La puerta. La puerta de la clase donde conseguí besarte por primera vez sin que salieras corriendo sí que la tenía controlada. Nadie podría entrar hasta que yo no quitara el trocito de clip con que el que impedía que la llave funcionara. Nadie podría entrar ni salir, de hecho. El trocito de clip que se quedó atascado en la cerradura y la inutilizó. Y se acabó la hora del patio y ni ellos podían entrar ni nosotros podíamos salir. Por eso creo que lo más cerca que estuviste de morirte fue la primera vez que nos besamos. Primero por el susto de lo inesperado y después porque el conserje tuvo que desmontar la puerta para que pudiéramos salir de clase como si no hubiera pasado nada porque por supuesto que estábamos repasando para un examen y no teníamos ni idea de qué le había pasado a la puerta.

En realidad todo estuvo lleno de primeras veces enloquecidas. Todas las primeras veces que tuve que convencerte de todo. Siempre el corazón al galope. ¿Cuántos latidos gastaste mientras estabas conmigo? Seguro que hay alguna leyenda india o japonesa o lapona que explica algo parecido a que venimos al mundo con un número concreto de latidos. Y cuando se acaban, se acaban. Seguro que en alguna biblioteca perdida debe haber un libro polvoriento que lo explica. Es posible que incluso exista un sitio entremundos donde alguien lleve la cuenta de nuestros latidos. Y cuando se acaban te mueres. Y no hay negociaciones. El tipo que lleva la cuenta es implacable. La culpa es tuya por provocar taquicardias, ahora no vengas pidiendo prórrogas. Se ha muerto y punto. Se acabaron los latidos. Haber ido más despacio.

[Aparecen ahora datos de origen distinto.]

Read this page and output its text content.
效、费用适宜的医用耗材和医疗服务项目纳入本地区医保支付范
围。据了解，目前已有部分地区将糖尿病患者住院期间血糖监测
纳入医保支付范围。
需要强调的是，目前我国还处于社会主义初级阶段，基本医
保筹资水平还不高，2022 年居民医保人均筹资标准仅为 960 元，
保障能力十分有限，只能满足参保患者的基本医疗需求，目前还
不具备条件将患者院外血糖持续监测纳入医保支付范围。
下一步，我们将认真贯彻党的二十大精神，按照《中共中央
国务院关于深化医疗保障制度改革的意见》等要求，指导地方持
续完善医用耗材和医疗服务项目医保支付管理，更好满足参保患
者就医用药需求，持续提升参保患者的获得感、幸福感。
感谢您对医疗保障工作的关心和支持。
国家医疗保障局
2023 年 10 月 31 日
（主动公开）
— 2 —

He paseado por tantos cementerios buscando tumbas... En París, el cementerio de Père-Lachaise buscando a Isadora Duncan y su libertad de bailarina descalza y despeinada, el de Montparnasse buscando a Cortázar, querido cronopio, el de Scarborough, lleno de cuervos, para comer un sandwich de queso y mermelada de arándanos junto a la tumba de Anne Brontë. Ángeles de piedra recortados contra cielos grises y azules. Fechas grabadas en piedras cubiertas de musgo. El cementerio de mi iglesia favorita de York, pequeña y escondida, donde tantas veces he parado a descansar.

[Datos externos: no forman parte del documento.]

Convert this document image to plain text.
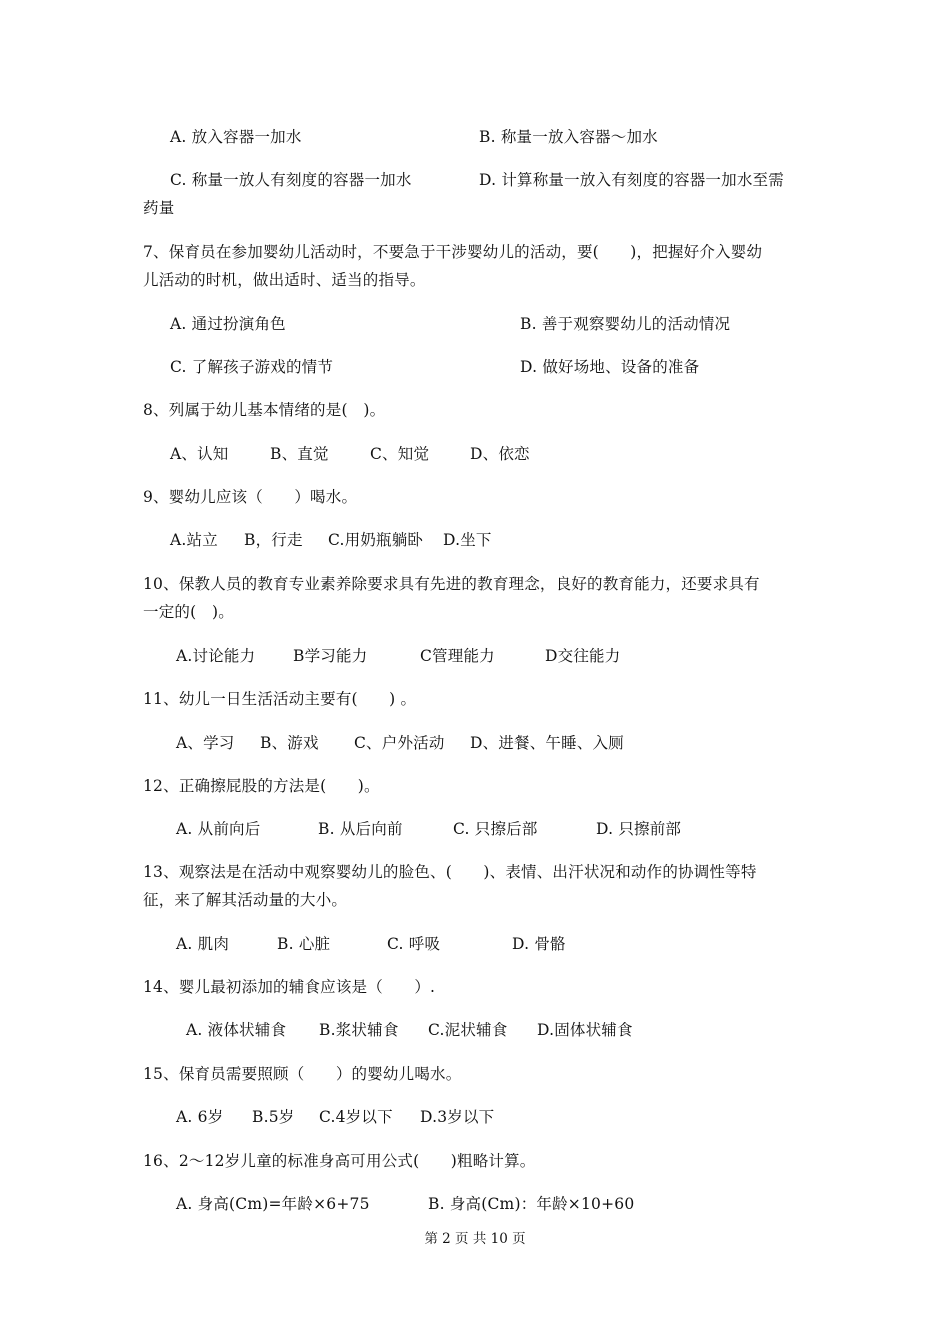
A. 放入容器一加水	B. 称量一放入容器～加水
C. 称量一放人有刻度的容器一加水	D. 计算称量一放入有刻度的容器一加水至需
药量
7、保育员在参加婴幼儿活动时，不要急于干涉婴幼儿的活动，要(　　)，把握好介入婴幼
儿活动的时机，做出适时、适当的指导。
A. 通过扮演角色	B. 善于观察婴幼儿的活动情况
C. 了解孩子游戏的情节	D. 做好场地、设备的准备
8、列属于幼儿基本情绪的是(　)。
A、认知	B、直觉	C、知觉	D、依恋
9、婴幼儿应该（　　）喝水。
A.站立 B，行走 C.用奶瓶躺卧 D.坐下
10、保教人员的教育专业素养除要求具有先进的教育理念，良好的教育能力，还要求具有
一定的(　)。
A.讨论能力 B学习能力	C管理能力	D交往能力
11、幼儿一日生活活动主要有(　　) 。
A、学习 B、游戏 C、户外活动 D、进餐、午睡、入厕
12、正确擦屁股的方法是(　　)。
A. 从前向后	B. 从后向前	C. 只擦后部	D. 只擦前部
13、观察法是在活动中观察婴幼儿的脸色、(　　)、表情、出汗状况和动作的协调性等特
征，来了解其活动量的大小。
A. 肌肉	B. 心脏	C. 呼吸	D. 骨骼
14、婴儿最初添加的辅食应该是（　　）.
A. 液体状辅食 B.浆状辅食 C.泥状辅食 D.固体状辅食
15、保育员需要照顾（　　）的婴幼儿喝水。
A. 6岁 B.5岁 C.4岁以下 D.3岁以下
16、2～12岁儿童的标准身高可用公式(　　)粗略计算。
A. 身高(Cm)=年龄×6+75	B. 身高(Cm)：年龄×10+60
第 2 页 共 10 页
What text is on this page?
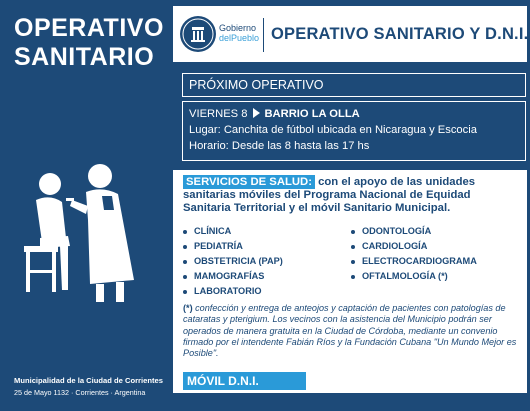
OPERATIVO
SANITARIO
Municipalidad de la Ciudad de Corrientes
25 de Mayo 1132 · Corrientes · Argentina
Gobierno
delPueblo OPERATIVO SANITARIO Y D.N.I.
PRÓXIMO OPERATIVO
VIERNES 8 BARRIO LA OLLA
Lugar: Canchita de fútbol ubicada en Nicaragua y Escocia
Horario: Desde las 8 hasta las 17 hs
SERVICIOS DE SALUD: con el apoyo de las unidades sanitarias móviles del Programa Nacional de Equidad Sanitaria Territorial y el móvil Sanitario Municipal.
CLÍNICA
PEDIATRÍA
OBSTETRICIA (PAP)
MAMOGRAFÍAS
LABORATORIO
ODONTOLOGÍA
CARDIOLOGÍA
ELECTROCARDIOGRAMA
OFTALMOLOGÍA (*)
(*) confección y entrega de anteojos y captación de pacientes con patologías de cataratas y pterigium. Los vecinos con la asistencia del Municipio podrán ser operados de manera gratuita en la Ciudad de Córdoba, mediante un convenio firmado por el intendente Fabián Ríos y la Fundación Cubana "Un Mundo Mejor es Posible".
MÓVIL D.N.I.
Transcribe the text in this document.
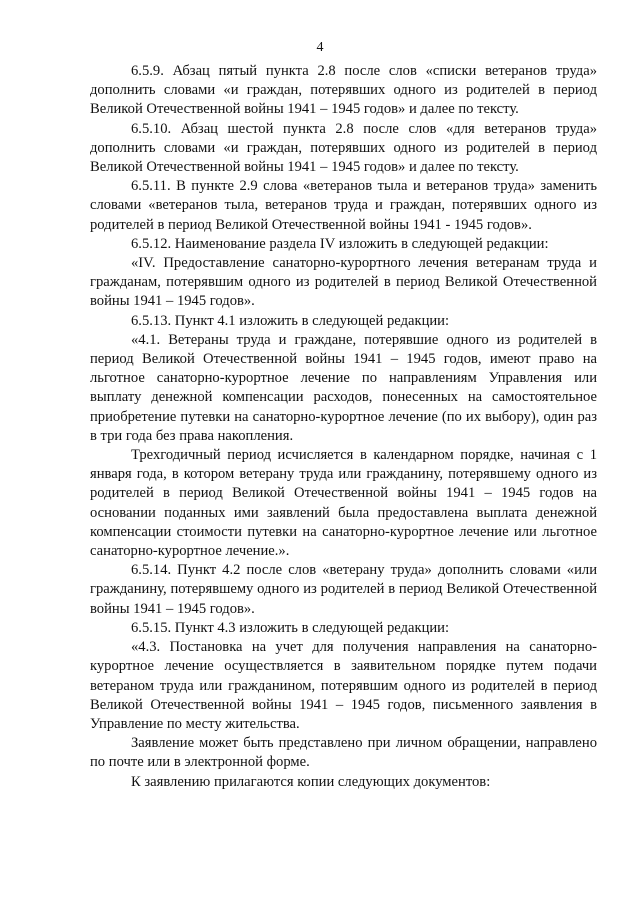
4

6.5.9. Абзац пятый пункта 2.8 после слов «списки ветеранов труда» дополнить словами «и граждан, потерявших одного из родителей в период Великой Отечественной войны 1941 – 1945 годов» и далее по тексту.

6.5.10. Абзац шестой пункта 2.8 после слов «для ветеранов труда» дополнить словами «и граждан, потерявших одного из родителей в период Великой Отечественной войны 1941 – 1945 годов» и далее по тексту.

6.5.11. В пункте 2.9 слова «ветеранов тыла и ветеранов труда» заменить словами «ветеранов тыла, ветеранов труда и граждан, потерявших одного из родителей в период Великой Отечественной войны 1941 - 1945 годов».

6.5.12. Наименование раздела IV изложить в следующей редакции:

«IV. Предоставление санаторно-курортного лечения ветеранам труда и гражданам, потерявшим одного из родителей в период Великой Отечественной войны 1941 – 1945 годов».

6.5.13. Пункт 4.1 изложить в следующей редакции:

«4.1. Ветераны труда и граждане, потерявшие одного из родителей в период Великой Отечественной войны 1941 – 1945 годов, имеют право на льготное санаторно-курортное лечение по направлениям Управления или выплату денежной компенсации расходов, понесенных на самостоятельное приобретение путевки на санаторно-курортное лечение (по их выбору), один раз в три года без права накопления.

Трехгодичный период исчисляется в календарном порядке, начиная с 1 января года, в котором ветерану труда или гражданину, потерявшему одного из родителей в период Великой Отечественной войны 1941 – 1945 годов на основании поданных ими заявлений была предоставлена выплата денежной компенсации стоимости путевки на санаторно-курортное лечение или льготное санаторно-курортное лечение.».

6.5.14. Пункт 4.2 после слов «ветерану труда» дополнить словами «или гражданину, потерявшему одного из родителей в период Великой Отечественной войны 1941 – 1945 годов».

6.5.15. Пункт 4.3 изложить в следующей редакции:

«4.3. Постановка на учет для получения направления на санаторно-курортное лечение осуществляется в заявительном порядке путем подачи ветераном труда или гражданином, потерявшим одного из родителей в период Великой Отечественной войны 1941 – 1945 годов, письменного заявления в Управление по месту жительства.

Заявление может быть представлено при личном обращении, направлено по почте или в электронной форме.

К заявлению прилагаются копии следующих документов:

Nunca pasearé por ningún cementerio buscando tu tumba. 

En algún otro libro de páginas amarillas, en alguna biblioteca preciosa, debe haber otra historia que explique que la culpa no es de nadie, que no conseguí que dejaras de fumar, que al final no conseguimos ser nada más que un recuerdo lejano, que a lo mejor nunca te perdoné que no volvieras a buscarme, que tengo el corazón lleno de todos los desiertos, montañas, pueblos, monasterios y fronteras que visité sin ti gracias a que no viniste a buscarme, que en el fondo sé que no era contigo con quien tenía que atravesar los desiertos, ni subir las montañas, ni morirme de miedo cruzando lagos en barcas enclenques. 

Tu aventura fue dejar que te besara por primera vez en una clase vacía a la hora del almuerzo. La mía, todo lo que ha venido después. Todo lo que vendrá. Que estoy aquí, en este preciso momento, en este preciso lugar, gracias a que nunca viniste a buscarme cuando me fui, en aquellos tiempos extraños sin teléfonos ni internet. 

No me esperes levantado. Gracias. Muchas gracias.

Siempre valen la pena todos los corazones desbocados.